Je ne peux pas m’empêcher ici de vous proposer une autre citation qui est une variation sur le même thème, pour vous montrer à quel point l’autrice retourne ce qui lui est arrivé dans tous les sens. Ici, elle raconte une visite avec une amie dans une chambre sourde (ça ne s’invente pas). La dernière phrase du chapitre dit ceci, obviously on dépasse le contexte de cette visite : 

Que se passe-t-il quand il n’y a pas d’écho, dans cette crypte souterraine ? Tu frappes dans tes mains, et rien ni personne ne répond.
[La Maison rêvée à la manière d’une chambre anéchoïque. p.357]

La Maison rêvée à la manière d’une conclusion.

J’ai été transportée par la façon dont Carmen Maria Machado aborde avec franchise et sincérité un sujet dont on ne parle pas, les violences conjugales au sein des couples homosexuels, et lui donne une portée psychologique universelle. J’ai été éblouie par son écriture et l’originalité de son expérimentation littéraire qui pousse à repicorer des passages une fois la dernière page tournée. Un livre qui comble un besoin dont je n’avais pas conscience.

Et vous ? Avez-vous besoin de ce livre ? Si oui, il est pour vous.

Informations éditoriales

Autobiographie/mémoires/expérience littéraire écrite par Carmen Maria Machado. Publié pour la première fois en 2019. 2021 pour la publication française aux éditions Christian Bourgois en 2021. Traduit de l’anglais (US)  par Hélène Cohen. Titre original : In The Dream House.  Couverture par Piotr Marcinski / EyeEm. 379 pages.

Pour aller plus loin

D’autres avis : Charybde 2, ou signalez-vous en commentaire.

27 commentaires sur « Dans la maison rêvée | A la manière d’un titre »

  1. Je ne sais pas si j’ai besoin de ce livre, mais ce qui est certain, c’est que ce livre m’intéresse. En plus du fait que, comme toi, j’apprécie d’avoir une œuvre différente qui se débarrasse de certains carcans, cette thématique de la violence conjugale, a fortiori dans un couple lesbien, me semble importante d’autant plus que taboue.
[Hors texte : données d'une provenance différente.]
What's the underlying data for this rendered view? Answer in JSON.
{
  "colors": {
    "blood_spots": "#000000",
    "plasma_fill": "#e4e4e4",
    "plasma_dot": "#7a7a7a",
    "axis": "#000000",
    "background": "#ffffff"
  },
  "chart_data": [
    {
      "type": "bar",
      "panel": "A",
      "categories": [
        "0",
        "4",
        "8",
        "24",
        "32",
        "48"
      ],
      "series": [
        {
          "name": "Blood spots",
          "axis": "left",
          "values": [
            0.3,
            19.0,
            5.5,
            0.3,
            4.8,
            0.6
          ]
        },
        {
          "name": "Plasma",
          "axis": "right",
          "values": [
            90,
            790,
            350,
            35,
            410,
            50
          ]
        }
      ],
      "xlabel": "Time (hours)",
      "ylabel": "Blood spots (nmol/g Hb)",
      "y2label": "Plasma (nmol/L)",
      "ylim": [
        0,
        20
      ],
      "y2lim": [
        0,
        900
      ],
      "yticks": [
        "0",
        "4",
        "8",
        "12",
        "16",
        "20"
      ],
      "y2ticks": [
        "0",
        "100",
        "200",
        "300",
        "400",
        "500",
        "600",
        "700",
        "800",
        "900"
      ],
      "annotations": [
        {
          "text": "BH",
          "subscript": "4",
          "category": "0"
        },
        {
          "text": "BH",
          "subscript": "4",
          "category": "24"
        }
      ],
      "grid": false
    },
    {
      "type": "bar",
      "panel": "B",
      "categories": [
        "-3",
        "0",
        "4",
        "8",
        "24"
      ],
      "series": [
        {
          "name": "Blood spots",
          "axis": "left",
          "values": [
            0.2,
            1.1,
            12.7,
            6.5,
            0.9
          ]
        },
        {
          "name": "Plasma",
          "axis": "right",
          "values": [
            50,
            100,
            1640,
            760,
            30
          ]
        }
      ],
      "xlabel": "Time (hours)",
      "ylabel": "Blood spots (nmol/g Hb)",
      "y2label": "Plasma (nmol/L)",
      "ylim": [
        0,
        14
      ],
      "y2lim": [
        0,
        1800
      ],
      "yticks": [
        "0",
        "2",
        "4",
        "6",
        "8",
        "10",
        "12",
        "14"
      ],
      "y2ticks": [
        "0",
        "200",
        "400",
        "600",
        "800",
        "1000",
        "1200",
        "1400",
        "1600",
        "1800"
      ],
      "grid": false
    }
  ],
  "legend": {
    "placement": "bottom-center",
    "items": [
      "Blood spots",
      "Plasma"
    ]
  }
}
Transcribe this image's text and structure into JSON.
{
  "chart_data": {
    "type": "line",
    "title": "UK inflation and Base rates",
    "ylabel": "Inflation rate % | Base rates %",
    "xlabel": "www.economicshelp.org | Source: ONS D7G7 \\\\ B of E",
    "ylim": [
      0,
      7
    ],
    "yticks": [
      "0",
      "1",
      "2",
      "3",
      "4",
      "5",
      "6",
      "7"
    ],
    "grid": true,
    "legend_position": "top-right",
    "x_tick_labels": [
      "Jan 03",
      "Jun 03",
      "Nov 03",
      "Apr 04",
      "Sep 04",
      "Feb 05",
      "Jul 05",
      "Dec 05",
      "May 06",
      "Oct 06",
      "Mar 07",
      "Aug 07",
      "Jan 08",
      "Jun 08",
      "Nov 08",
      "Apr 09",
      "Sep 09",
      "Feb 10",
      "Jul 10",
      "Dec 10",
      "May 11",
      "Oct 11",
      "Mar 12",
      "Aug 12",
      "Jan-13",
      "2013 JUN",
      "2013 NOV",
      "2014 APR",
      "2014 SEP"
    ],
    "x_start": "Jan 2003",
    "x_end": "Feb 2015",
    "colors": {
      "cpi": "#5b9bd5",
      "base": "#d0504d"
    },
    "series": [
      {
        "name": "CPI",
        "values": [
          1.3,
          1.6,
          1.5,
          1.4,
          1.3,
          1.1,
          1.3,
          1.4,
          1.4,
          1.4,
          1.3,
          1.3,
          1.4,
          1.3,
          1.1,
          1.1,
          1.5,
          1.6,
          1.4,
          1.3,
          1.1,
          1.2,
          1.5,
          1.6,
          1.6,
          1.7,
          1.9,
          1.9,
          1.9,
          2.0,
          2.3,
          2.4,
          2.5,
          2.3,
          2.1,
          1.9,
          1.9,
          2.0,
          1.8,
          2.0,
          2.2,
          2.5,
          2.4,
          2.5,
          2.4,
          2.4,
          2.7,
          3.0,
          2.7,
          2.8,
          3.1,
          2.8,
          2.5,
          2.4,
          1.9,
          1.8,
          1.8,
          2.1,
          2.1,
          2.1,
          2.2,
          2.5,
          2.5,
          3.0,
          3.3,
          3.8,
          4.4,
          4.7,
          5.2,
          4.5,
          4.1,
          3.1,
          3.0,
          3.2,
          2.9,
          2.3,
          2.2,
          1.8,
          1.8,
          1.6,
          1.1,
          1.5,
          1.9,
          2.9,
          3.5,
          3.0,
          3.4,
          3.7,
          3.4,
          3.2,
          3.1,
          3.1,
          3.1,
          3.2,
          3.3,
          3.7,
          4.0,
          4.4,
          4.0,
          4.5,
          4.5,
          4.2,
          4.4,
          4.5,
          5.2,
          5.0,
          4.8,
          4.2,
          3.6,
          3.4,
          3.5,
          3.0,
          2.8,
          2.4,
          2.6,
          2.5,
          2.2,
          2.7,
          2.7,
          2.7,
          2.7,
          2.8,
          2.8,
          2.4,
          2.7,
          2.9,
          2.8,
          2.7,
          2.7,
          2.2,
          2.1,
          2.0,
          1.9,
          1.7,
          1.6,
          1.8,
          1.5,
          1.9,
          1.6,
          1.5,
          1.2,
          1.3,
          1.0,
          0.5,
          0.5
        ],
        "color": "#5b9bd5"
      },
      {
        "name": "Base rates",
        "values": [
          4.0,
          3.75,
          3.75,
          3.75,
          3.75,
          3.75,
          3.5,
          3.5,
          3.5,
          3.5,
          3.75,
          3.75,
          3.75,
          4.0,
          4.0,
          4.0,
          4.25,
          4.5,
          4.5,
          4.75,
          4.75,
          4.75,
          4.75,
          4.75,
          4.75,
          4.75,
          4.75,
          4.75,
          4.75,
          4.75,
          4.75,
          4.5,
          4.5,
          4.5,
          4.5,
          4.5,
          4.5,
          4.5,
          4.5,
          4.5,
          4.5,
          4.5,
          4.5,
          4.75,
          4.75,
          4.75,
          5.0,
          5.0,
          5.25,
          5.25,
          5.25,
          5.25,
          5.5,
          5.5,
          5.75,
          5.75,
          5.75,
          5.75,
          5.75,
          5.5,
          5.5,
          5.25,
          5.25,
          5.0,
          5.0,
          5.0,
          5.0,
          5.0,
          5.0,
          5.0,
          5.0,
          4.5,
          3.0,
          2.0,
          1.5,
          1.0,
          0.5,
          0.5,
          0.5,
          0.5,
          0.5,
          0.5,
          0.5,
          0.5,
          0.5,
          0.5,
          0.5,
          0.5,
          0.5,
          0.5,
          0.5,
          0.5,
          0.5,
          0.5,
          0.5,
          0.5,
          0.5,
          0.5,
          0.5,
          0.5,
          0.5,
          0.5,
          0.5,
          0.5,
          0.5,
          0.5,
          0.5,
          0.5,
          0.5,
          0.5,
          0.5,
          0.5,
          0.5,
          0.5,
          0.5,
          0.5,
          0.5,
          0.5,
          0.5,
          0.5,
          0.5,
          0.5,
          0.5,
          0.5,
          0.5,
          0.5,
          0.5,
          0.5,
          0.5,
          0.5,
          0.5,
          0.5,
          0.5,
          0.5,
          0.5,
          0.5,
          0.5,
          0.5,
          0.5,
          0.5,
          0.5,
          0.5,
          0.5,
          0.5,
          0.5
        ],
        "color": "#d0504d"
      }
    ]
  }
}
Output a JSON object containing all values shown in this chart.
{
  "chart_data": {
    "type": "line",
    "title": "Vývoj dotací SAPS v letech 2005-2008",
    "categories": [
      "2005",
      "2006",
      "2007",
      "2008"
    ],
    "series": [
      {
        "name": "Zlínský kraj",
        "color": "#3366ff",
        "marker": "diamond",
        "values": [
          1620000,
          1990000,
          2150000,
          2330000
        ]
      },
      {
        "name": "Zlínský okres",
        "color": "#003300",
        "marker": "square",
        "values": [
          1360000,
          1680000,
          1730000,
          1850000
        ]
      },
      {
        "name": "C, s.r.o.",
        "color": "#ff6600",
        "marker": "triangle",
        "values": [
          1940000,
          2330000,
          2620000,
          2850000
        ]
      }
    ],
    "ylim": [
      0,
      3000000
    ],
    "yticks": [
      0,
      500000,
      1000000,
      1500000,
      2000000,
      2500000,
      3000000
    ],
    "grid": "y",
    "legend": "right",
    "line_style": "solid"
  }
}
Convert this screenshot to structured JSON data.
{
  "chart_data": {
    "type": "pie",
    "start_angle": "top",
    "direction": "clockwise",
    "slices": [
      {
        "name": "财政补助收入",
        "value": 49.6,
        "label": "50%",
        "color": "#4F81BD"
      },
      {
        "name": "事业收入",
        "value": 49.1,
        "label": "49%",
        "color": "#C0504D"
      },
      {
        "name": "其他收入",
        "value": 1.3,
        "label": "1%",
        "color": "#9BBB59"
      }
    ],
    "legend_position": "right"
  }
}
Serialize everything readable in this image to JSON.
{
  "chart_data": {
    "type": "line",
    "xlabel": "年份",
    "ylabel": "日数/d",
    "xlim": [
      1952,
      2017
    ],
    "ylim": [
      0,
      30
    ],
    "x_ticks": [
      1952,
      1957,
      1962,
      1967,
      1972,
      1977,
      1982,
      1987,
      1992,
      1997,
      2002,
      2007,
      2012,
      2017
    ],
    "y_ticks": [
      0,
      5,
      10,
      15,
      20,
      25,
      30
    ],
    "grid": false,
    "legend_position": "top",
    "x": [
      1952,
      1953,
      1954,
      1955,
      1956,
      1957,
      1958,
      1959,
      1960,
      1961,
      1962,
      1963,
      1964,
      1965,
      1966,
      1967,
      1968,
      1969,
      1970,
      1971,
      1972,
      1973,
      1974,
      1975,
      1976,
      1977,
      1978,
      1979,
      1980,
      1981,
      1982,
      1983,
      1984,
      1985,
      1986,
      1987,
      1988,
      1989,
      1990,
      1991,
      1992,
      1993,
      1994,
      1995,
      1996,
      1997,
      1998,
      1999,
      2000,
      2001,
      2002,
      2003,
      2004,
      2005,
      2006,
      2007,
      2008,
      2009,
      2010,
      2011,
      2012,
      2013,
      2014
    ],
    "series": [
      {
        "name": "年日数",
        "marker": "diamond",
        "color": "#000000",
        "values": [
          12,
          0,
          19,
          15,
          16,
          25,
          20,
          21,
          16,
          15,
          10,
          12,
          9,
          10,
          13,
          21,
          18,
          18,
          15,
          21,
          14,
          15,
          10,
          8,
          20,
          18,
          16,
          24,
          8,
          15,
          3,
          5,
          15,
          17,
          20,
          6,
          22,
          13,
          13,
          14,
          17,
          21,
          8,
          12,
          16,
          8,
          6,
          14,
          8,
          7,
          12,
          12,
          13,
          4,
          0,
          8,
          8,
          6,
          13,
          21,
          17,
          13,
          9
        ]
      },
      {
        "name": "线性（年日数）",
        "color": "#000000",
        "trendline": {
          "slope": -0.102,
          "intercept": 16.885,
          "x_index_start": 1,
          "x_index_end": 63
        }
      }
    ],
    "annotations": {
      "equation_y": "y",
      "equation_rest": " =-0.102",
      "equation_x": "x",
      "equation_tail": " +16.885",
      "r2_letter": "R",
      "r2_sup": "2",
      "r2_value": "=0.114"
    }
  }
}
Le livre a l’air aussi fort qu’atypique…

    Aimé par 2 personnes

  2. Mon commentaire à la manière d’un éloge : très belle chronique, dans le fond et dans le forme, ce qui rend, il me semble, parfaitement hommage au livre.
    Mon commentaire à la manière d’un doute : ça fait un peu peur quand même, surtout « tant il est référencé », mais la différence c’est si bien, je te rejoins là-dessus.
    Mon commentaire à la manière d’une note : j’ai lu toutes les citations ; elles sont, peut-être encore plus que d’habitude, très parlantes pour envisager un peu plus ce qu’est ce livre.
    Mon commentaire à la manière d’une contradiction : je ne sais pas si j’ai envie de lire ce livre, mais je sais dans le même temps que j’en ai envie.
    Mon commentaire à la manière d’une contrefaçon : voir mes phrases précédentes.

    Aimé par 1 personne

    1. Mon commentaire à la manière d’un laconisme : Merci. T’inquiète pas ça va bien se passer.

      Mon commentaire à la manière d’une police d’assurance :
      détenteur du contrat : Baroona 233°C
      objet : police d’assurance tous risque de mauvaise lecture
      Nous garantissons à M. 233°C contre tout risque de mauvaise lecture sur le livre Dans la maison rêvée. Ses craintes sont sans fondements, le livre étant super accessible, se lisant très facilement et propice au picorage (les chapitres sont très courts, on peut le lire entre 2 stations de métro ou dans la salle d’attente du dentiste).

      Mon commentaire à la manière d’une reconnaissance sincère : merci pour avoir lu toutes les citations, vraiment 😅

      Aimé par 1 personne

  3. Soit je me dis que j’en ai besoin pour l’expérience stylistique qu’il propose, et c’est forcément extrêmement tentant.
    Soit je me dis que j’en ai besoin pour en découvrir toujours plus sur les violences conjugales d’où qu’elles proviennent.
    Soit je me dis que je n’en ai pas besoin car j’ai déjà donné.

    Bref, je suis à 90% hypée ++. Et tout le monde a raison de souligner la qualité de ton avis.